空色の証

カツカツカツ・・・・・・・・・・・・
ヒールの音を響かせて近づいてくる。
変わっていない、この人も。
それがうれしくて、俺はゆっくりと後ろに振り向いた。
「よぉ、久しぶり」
「・・・・・・・はい?・・・・・・・・・ガウリイ!?」
「5年ぶりってとこか?」
「そうね・・・」
すらっと伸びた手を優雅にいすへと回し、リナの隣へ座る。
昔と同じようなぴたっとした、でもいやらしさはなく凛としたイメージのズボン。
その細い足を彼女は自然に組んだ。
そしてリナの事を興味ありげに見つめる。
案の定リナはむっとした表情で彼女をにらみつけた。
・・・・・・・だと思ったよ、リナは。
見ず知らずの人にだってにらみつける。
本当にリナだよな、こういうとこって。
「はじめまして、リナちゃん」
「・・・・・ハジメマシテ」
「おいおい、どっから聞いてたんだよ」
「ちょうどマスターに紹介してたとこだったかしら」
「俺には気づいてくれなかったのか?」
「まぁね、気づくはずないじゃない。
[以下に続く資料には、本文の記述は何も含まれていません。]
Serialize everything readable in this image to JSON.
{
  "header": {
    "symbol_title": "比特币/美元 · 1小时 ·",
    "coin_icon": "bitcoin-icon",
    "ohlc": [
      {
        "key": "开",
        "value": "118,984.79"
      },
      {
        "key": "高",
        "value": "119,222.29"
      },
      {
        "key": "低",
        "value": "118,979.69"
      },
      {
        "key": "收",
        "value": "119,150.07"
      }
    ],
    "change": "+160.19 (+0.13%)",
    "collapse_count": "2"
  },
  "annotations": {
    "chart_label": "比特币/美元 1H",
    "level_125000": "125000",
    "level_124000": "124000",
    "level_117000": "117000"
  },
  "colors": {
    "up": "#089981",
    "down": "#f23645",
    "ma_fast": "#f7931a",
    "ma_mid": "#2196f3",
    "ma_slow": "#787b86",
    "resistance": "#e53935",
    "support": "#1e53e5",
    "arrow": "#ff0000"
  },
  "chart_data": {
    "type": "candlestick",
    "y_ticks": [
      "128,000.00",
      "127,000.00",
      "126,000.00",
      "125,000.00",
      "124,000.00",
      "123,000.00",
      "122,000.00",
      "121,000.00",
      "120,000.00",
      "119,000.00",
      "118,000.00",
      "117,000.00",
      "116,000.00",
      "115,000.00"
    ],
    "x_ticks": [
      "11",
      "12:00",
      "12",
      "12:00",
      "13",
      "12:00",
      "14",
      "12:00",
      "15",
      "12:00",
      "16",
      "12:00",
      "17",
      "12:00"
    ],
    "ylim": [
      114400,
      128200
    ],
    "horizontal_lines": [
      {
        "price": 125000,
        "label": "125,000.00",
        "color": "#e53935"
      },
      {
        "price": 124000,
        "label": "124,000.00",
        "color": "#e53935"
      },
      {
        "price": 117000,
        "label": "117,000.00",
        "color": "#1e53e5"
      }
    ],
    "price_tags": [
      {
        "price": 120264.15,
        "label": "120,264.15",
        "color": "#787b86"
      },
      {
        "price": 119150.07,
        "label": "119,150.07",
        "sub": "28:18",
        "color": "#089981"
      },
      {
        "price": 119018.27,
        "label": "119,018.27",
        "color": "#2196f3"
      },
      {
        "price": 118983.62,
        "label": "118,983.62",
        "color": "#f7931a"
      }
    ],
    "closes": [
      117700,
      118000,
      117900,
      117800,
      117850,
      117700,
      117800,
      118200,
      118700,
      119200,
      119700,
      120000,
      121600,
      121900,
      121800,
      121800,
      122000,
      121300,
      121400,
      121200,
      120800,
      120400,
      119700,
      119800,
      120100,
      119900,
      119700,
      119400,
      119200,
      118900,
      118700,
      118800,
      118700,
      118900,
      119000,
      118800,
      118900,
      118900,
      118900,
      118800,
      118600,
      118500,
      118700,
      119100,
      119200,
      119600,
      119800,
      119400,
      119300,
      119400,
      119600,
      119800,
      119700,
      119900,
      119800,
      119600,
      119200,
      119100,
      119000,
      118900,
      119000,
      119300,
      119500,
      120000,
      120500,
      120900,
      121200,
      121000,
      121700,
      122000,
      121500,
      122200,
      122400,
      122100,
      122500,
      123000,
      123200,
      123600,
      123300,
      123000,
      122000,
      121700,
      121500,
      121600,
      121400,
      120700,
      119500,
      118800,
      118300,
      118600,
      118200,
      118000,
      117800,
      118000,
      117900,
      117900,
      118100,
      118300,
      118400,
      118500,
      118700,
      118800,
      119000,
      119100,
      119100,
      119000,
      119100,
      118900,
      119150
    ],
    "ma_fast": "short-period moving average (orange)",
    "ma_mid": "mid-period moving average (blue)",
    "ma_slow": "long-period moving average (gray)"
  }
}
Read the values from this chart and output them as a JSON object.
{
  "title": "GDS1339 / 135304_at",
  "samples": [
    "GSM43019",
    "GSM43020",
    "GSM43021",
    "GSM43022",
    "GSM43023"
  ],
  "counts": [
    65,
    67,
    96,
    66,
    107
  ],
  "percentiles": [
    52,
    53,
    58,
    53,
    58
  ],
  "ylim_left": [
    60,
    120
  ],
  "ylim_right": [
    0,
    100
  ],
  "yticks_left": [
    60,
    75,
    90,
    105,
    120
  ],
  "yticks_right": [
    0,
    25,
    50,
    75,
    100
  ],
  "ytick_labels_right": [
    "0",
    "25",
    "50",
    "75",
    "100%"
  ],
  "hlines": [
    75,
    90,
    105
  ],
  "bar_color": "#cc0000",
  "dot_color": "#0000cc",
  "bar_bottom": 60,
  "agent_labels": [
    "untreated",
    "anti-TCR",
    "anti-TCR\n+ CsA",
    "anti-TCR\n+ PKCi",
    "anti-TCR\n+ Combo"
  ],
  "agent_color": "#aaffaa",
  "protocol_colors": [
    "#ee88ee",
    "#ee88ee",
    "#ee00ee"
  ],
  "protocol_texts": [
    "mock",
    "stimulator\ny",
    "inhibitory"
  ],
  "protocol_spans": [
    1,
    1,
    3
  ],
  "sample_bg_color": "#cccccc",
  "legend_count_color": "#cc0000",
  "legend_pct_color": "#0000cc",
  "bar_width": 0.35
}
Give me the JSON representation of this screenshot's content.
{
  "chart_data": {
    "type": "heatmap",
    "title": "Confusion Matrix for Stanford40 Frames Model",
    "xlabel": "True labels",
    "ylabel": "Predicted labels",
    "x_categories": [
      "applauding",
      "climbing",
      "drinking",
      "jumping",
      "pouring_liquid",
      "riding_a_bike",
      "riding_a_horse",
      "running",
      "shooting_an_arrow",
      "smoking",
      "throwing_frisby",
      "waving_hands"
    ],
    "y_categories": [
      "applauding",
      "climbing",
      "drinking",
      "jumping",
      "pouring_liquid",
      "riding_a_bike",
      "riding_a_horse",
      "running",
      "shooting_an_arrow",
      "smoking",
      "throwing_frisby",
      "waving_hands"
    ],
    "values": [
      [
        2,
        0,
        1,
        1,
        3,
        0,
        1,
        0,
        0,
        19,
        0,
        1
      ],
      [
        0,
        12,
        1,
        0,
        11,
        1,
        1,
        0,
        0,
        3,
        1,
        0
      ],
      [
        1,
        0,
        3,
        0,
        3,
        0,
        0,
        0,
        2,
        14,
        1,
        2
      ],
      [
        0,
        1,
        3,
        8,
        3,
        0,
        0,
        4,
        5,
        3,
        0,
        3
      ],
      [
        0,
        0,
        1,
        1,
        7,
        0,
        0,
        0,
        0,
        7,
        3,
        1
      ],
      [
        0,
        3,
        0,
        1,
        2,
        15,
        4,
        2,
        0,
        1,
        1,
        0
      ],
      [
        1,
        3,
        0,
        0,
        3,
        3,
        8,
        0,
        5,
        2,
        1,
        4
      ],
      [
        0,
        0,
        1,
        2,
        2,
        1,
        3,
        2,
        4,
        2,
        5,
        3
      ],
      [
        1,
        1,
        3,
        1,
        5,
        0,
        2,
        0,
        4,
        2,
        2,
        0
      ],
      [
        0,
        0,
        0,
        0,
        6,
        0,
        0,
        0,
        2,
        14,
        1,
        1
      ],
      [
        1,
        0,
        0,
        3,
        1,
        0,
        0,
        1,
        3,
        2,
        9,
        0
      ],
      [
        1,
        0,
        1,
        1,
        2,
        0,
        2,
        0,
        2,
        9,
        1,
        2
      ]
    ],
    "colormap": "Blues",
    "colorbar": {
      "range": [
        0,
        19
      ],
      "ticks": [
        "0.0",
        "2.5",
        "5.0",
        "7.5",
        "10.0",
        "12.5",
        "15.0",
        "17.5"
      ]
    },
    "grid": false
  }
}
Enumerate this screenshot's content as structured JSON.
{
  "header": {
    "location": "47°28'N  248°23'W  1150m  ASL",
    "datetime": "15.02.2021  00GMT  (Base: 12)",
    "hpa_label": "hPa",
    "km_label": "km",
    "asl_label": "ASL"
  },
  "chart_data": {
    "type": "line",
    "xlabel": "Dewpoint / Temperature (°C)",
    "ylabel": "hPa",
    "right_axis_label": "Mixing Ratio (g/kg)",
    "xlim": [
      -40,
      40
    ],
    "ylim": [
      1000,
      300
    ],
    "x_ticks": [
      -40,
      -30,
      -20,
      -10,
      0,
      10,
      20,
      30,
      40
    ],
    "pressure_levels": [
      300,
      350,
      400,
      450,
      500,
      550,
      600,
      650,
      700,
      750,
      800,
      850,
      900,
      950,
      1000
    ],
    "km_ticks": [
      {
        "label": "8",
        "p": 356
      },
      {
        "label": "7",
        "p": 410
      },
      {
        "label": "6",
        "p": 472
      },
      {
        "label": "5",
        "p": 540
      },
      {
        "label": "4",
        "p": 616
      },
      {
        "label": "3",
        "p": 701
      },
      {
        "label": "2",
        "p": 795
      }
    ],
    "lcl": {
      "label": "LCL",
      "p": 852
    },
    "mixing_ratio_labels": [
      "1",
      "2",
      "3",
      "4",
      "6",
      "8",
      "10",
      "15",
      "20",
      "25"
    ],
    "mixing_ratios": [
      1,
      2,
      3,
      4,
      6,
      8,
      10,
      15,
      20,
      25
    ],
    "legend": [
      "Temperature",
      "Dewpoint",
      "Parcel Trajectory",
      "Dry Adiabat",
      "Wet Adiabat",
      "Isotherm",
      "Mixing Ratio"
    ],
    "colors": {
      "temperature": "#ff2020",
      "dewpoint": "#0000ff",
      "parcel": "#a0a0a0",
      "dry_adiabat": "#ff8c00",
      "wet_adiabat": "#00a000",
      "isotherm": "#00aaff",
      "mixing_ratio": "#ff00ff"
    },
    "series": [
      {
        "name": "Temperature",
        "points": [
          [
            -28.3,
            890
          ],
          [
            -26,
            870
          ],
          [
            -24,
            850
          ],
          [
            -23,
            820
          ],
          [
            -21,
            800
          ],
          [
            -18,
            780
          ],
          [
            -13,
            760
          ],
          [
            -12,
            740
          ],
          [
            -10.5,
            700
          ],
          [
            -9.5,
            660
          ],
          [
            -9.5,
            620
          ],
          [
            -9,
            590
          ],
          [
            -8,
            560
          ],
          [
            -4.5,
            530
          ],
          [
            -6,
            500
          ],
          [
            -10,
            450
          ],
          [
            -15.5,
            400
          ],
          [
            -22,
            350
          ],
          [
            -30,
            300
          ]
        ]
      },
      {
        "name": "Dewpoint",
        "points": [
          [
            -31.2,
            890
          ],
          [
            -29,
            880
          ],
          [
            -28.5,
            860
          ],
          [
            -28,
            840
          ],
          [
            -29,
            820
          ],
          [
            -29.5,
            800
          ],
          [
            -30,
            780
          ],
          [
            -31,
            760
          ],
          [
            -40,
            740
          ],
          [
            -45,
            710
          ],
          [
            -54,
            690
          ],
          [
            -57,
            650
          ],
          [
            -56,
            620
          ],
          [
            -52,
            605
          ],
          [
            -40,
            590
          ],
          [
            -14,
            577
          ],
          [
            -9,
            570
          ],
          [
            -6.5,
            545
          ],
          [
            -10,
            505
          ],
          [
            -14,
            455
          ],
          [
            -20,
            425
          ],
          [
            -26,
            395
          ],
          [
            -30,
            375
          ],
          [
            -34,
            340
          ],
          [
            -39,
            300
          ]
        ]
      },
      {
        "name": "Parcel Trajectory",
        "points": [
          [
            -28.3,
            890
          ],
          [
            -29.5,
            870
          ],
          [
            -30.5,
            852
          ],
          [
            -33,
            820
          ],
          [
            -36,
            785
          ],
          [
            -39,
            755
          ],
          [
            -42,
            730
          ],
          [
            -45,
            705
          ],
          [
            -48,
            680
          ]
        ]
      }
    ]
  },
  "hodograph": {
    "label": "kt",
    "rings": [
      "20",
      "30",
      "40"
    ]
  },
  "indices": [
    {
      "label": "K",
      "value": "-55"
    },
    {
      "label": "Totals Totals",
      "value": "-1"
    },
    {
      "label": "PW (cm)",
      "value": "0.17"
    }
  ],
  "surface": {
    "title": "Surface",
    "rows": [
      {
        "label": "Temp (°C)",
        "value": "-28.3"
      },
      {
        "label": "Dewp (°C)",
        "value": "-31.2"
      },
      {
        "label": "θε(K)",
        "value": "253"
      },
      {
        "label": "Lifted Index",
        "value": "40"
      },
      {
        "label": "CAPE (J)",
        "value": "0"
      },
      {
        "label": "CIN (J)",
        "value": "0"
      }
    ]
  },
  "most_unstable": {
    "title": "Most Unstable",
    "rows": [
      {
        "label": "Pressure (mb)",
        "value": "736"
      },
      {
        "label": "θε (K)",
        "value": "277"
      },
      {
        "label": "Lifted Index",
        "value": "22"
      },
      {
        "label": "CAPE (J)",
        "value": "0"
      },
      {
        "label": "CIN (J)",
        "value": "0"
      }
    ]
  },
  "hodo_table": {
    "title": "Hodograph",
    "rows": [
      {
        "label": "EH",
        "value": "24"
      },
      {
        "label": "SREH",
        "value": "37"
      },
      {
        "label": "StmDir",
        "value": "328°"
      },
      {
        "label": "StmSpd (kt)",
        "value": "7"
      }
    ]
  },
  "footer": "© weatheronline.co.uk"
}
でもなぜ今頃ここへ来たのかわかったわ」
「そっか」
「正直おどろいたわよ」
げしっ!
・・・・いたい・・・・。
リナがまたも俺の足を踏みつける。
「この人なの?」
恐らく勘違いしたままであろうリナは不機嫌な声だった。
いや、声だけ出なく顔もか・・・・・・。
さて、どこから話そうか。
長い長い夜の話を。
そんな事を考えていたら彼女に先を越された。
「えぇ、私のことじゃないかしら?」
「ガウリイに聞いただけです」
愛想もなくリナが答えた。
それに怒った様子もなく彼女が笑う。
「くすくすっ、いい子だわ。あなたのおかげなのね」
「・・・・へ?何がです?」
「それはガウリイにベットの中ででも聞くのね」
「ベットって、そんなんじゃありませんあたしは!!」
顔を真っ赤にさせ怒るリナに彼女はさらに笑った。